見習い百姓のつぶやき

宮仕えも一段落、半農半Ⅹを本格化。農的暮らしとさまざまなⅩを悩んで、楽しんで一歩づつ。

「大勢」の危うさ~まぼろしの出雲王国

2024-05-29 20:01:42 | 古代のこと

出雲の古代史を学んでいくと、定説や「大勢」の大きな壁を感じることがよくあります。
それは、記紀以前の文献がほぼ消去され、専門家と言われる人たちも、作られた歴史という認識を持ちながらも記紀の中に真実の歴史の糸口を探る努力を余儀なくされていることや、記紀が作っている大和中心主義から抜け出せないからかもしれません。

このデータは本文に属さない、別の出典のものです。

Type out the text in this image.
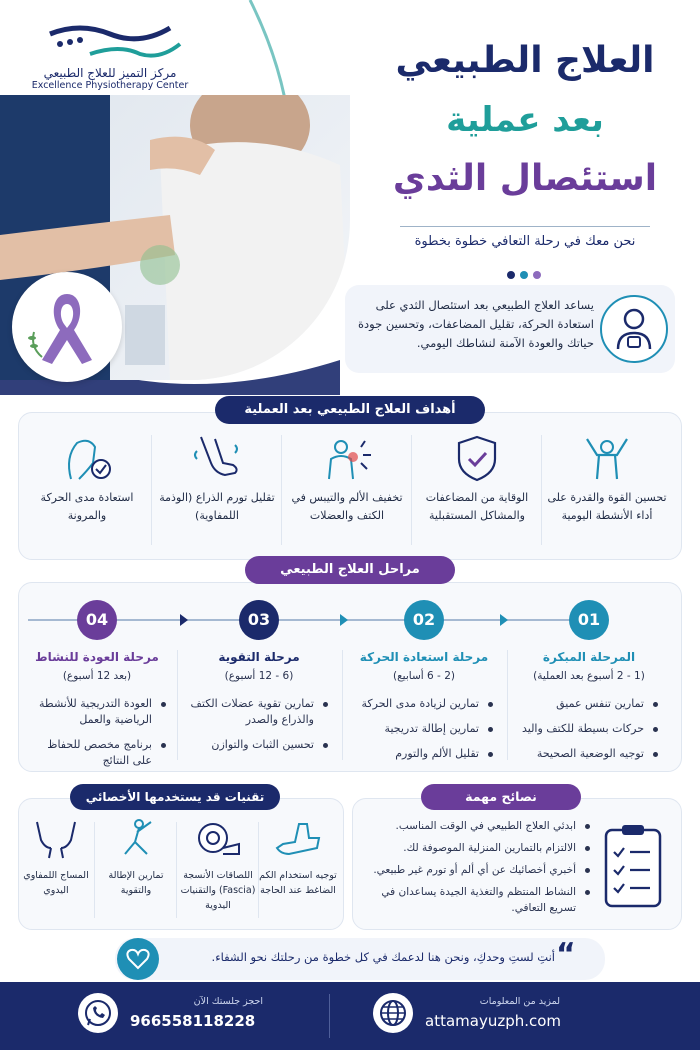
مركز التميز للعلاج الطبيعي
Excellence Physiotherapy Center
العلاج الطبيعي
بعد عملية
استئصال الثدي
نحن معك في رحلة التعافي خطوة بخطوة
يساعد العلاج الطبيعي بعد استئصال الثدي على استعادة الحركة، تقليل المضاعفات، وتحسين جودة حياتك والعودة الآمنة لنشاطك اليومي.
أهداف العلاج الطبيعي بعد العملية

تحسين القوة والقدرة على أداء الأنشطة اليومية

الوقاية من المضاعفات والمشاكل المستقبلية

تخفيف الألم والتيبس في الكتف والعضلات

تقليل تورم الذراع (الوذمة اللمفاوية)

استعادة مدى الحركة والمرونة

مراحل العلاج الطبيعي
01
المرحلة المبكرة
(1 - 2 أسبوع بعد العملية)
تمارين تنفس عميق
حركات بسيطة للكتف واليد
توجيه الوضعية الصحيحة
02
مرحلة استعادة الحركة
(2 - 6 أسابيع)
تمارين لزيادة مدى الحركة
تمارين إطالة تدريجية
تقليل الألم والتورم
03
مرحلة التقوية
(6 - 12 أسبوع)
تمارين تقوية عضلات الكتف والذراع والصدر
تحسين الثبات والتوازن
04
مرحلة العودة للنشاط
(بعد 12 أسبوع)
العودة التدريجية للأنشطة الرياضية والعمل
برنامج مخصص للحفاظ على النتائج
نصائح مهمة
ابدئي العلاج الطبيعي في الوقت المناسب.
الالتزام بالتمارين المنزلية الموصوفة لك.
أخبري أخصائيك عن أي ألم أو تورم غير طبيعي.
النشاط المنتظم والتغذية الجيدة يساعدان في تسريع التعافي.
تقنيات قد يستخدمها الأخصائي

توجيه استخدام الكم الضاغط عند الحاجة

اللصاقات الأنسجة (Fascia) والتقنيات اليدوية

تمارين الإطالة والتقوية

المساج اللمفاوي اليدوي

أنتِ لستِ وحدكِ، ونحن هنا لدعمك في كل خطوة من رحلتك نحو الشفاء. “
لمزيد من المعلومات
attamayuzph.com
احجز جلستك الآن
966558118228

今読み終わった山崎謙著「まぼろしの出雲王国」、出雲の歴史をさらっと撫でている感じで、学ぶものがないなあという印象でしたが、最後に来てやはり最後まで読んでよかった!
特に、三角縁神獣鏡に関する見方、日本海を介した交流国家像、地域王権、古墳に対する考え方など、今まであまり出会わなかった見方にガッテン!

「大勢」の危うさ
そして、「おわりに」では「大勢」というものの危うさと、歴史を考える視点、見る眼の大切さを再確認させていただきました。

荒神谷遺跡が出現する前は、出雲は考古学的には見るべきものはなく、神話だけが突出した世界であるという見方が大勢だった。
出雲大社境内遺跡から三本柱が出土する前は、「金輪御造営指図」は虚構だという見方が大勢だった。
旧石器時代に至っては、日本にないというのが考古学会の大勢どころか、定説であった。
縄文時代には農耕がないという見方も、かつては大勢だった。
縄文時代は狩猟採集の生活で、定住しないというのが縄文時代の大勢であり、定説であった。三内丸山遺跡のように千年にもわたって定住した遺跡が見つかるなど、想像もできなかった。
このように「大勢」というのは、学説を説明する時、何の根拠にもならないのである。